🤖 AI Summary
This work addresses the underexplored Sim2Real gap between large language model (LLM)-based user simulators and actual human behavior in interactive tasks. We propose the User-Sim Index (USI), a novel metric for systematically evaluating simulation fidelity through a large-scale controlled study involving 31 LLM-based simulators and 451 real users across 165 tasks under the full τ-bench protocol. Through multidimensional behavioral analysis, rule-based reward mechanisms, and comparisons across model families, we quantitatively reveal systematic biases in LLM simulators: they consistently exhibit excessive cooperativeness, overly positive feedback, and limited stylistic diversity, leading to inflated agent success rates. Notably, improvements in general model capabilities do not necessarily translate to higher simulation fidelity. Our findings establish USI as a new standard for assessing user simulation realism and underscore the critical need for human-in-the-loop validation.
📝 Abstract
As NLP evaluation shifts from static benchmarks to multi-turn interactive settings, LLM-based simulators have become widely used as user proxies, serving two roles: generating user turns and providing evaluation signals. Yet, these simulations are frequently assumed to be faithful to real human behaviors, often without rigorous verification. We formalize the Sim2Real gap in user simulation and present the first study running the full $τ$-bench protocol with real humans (451 participants, 165 tasks), benchmarking 31 LLM simulators across proprietary, open-source, and specialized families using the User-Sim Index (USI), a metric we introduce to quantify how well LLM simulators resemble real user interactive behaviors and feedback.

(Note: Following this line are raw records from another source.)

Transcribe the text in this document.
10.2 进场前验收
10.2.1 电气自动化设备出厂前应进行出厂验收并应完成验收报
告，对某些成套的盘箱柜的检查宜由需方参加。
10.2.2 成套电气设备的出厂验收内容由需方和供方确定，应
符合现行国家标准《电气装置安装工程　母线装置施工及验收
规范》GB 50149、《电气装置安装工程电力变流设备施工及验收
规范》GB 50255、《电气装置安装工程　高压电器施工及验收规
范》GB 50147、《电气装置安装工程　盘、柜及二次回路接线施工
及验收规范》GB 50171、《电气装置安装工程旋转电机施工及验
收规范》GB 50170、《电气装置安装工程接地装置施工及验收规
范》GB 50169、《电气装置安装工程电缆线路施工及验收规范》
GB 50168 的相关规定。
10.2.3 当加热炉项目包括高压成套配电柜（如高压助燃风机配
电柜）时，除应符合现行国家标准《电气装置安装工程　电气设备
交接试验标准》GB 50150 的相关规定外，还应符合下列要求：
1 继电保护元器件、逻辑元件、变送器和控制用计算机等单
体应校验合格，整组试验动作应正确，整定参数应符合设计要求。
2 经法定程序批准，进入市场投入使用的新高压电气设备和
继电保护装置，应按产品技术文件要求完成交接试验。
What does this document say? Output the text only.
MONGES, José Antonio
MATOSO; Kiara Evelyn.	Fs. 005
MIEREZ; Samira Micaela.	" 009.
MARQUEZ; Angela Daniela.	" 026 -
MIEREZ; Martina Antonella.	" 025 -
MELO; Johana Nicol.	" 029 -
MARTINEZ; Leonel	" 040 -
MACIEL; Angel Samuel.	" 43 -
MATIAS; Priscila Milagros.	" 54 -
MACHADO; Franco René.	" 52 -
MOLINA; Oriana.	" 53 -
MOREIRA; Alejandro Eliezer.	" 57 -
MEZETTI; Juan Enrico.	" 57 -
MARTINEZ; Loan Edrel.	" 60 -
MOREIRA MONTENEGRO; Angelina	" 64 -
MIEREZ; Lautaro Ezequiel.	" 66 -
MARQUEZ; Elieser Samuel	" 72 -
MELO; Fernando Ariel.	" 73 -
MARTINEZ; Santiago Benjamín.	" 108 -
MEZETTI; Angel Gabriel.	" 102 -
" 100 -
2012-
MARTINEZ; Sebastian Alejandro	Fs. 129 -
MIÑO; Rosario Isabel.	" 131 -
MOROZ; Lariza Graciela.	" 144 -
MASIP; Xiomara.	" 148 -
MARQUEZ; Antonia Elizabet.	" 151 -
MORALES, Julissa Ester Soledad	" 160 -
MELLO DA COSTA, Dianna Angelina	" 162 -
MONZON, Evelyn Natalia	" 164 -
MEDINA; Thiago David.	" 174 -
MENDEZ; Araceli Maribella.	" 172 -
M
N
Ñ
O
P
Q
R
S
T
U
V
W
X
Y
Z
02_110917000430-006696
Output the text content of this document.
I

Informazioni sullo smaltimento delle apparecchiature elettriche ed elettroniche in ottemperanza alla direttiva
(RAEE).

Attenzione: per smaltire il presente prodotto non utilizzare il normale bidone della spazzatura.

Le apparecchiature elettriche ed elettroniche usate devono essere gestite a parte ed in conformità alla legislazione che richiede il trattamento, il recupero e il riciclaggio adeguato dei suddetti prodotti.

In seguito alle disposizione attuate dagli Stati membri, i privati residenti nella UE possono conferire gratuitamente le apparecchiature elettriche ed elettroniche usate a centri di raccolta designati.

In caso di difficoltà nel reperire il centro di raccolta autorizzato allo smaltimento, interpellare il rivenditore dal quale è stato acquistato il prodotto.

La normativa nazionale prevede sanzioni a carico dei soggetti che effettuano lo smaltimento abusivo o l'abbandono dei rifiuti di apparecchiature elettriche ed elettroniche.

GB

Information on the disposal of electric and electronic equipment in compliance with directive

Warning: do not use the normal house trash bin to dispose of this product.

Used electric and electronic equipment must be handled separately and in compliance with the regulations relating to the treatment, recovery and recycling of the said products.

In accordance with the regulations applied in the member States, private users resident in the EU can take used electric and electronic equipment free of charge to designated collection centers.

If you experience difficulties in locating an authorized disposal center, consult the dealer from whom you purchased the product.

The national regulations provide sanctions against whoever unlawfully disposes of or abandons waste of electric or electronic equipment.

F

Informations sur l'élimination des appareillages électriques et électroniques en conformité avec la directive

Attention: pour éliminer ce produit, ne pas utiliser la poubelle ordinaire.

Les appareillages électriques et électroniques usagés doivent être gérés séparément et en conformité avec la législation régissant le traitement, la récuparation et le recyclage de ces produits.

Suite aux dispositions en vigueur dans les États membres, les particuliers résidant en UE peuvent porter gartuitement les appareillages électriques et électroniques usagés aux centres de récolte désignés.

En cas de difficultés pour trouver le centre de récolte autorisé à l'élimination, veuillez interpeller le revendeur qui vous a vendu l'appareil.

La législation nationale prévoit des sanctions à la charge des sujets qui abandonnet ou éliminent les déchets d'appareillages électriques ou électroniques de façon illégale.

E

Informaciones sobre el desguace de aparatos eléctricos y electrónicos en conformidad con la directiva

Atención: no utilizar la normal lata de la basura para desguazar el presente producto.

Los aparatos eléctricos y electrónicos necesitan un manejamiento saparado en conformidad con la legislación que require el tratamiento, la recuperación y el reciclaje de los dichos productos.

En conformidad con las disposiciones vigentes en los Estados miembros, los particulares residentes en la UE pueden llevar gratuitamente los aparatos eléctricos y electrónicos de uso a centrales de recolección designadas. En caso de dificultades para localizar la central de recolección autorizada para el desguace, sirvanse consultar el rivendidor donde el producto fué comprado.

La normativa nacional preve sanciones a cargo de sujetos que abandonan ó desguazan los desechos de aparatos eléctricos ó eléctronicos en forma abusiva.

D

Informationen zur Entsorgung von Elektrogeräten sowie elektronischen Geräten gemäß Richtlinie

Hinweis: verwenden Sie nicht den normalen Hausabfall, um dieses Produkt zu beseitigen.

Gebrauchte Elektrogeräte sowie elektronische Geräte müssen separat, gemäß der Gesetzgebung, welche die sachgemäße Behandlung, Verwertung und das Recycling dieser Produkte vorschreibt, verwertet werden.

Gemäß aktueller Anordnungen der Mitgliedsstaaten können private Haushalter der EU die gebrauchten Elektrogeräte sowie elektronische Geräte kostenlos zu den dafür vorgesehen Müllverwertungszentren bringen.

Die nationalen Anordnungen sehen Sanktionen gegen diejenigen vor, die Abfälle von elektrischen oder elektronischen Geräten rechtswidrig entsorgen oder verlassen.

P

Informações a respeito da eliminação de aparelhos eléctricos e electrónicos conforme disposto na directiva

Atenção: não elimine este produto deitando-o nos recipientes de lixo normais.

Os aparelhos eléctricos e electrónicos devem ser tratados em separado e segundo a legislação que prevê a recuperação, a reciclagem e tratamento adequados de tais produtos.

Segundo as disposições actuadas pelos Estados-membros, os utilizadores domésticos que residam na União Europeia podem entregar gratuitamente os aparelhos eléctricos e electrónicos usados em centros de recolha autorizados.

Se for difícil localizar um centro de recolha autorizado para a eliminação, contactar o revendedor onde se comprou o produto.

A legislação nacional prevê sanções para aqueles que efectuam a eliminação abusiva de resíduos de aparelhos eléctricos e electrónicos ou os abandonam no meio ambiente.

Behaviorally, LLM simulators are excessively cooperative, stylistically uniform, and lack realistic frustration or ambiguity, creating an "easy mode" that inflates agent success rates above the human baseline. In evaluations, real humans provide nuanced judgments across eight quality dimensions while simulated users produce uniformly more positive feedback; rule-based rewards are failing to capture rich feedback signals generated by human users. Overall, higher general model capability does not necessarily yield more faithful user simulation. These findings highlight the importance of human validation when using LLM-based user simulators in the agent development cycle and motivate improved models for user simulation.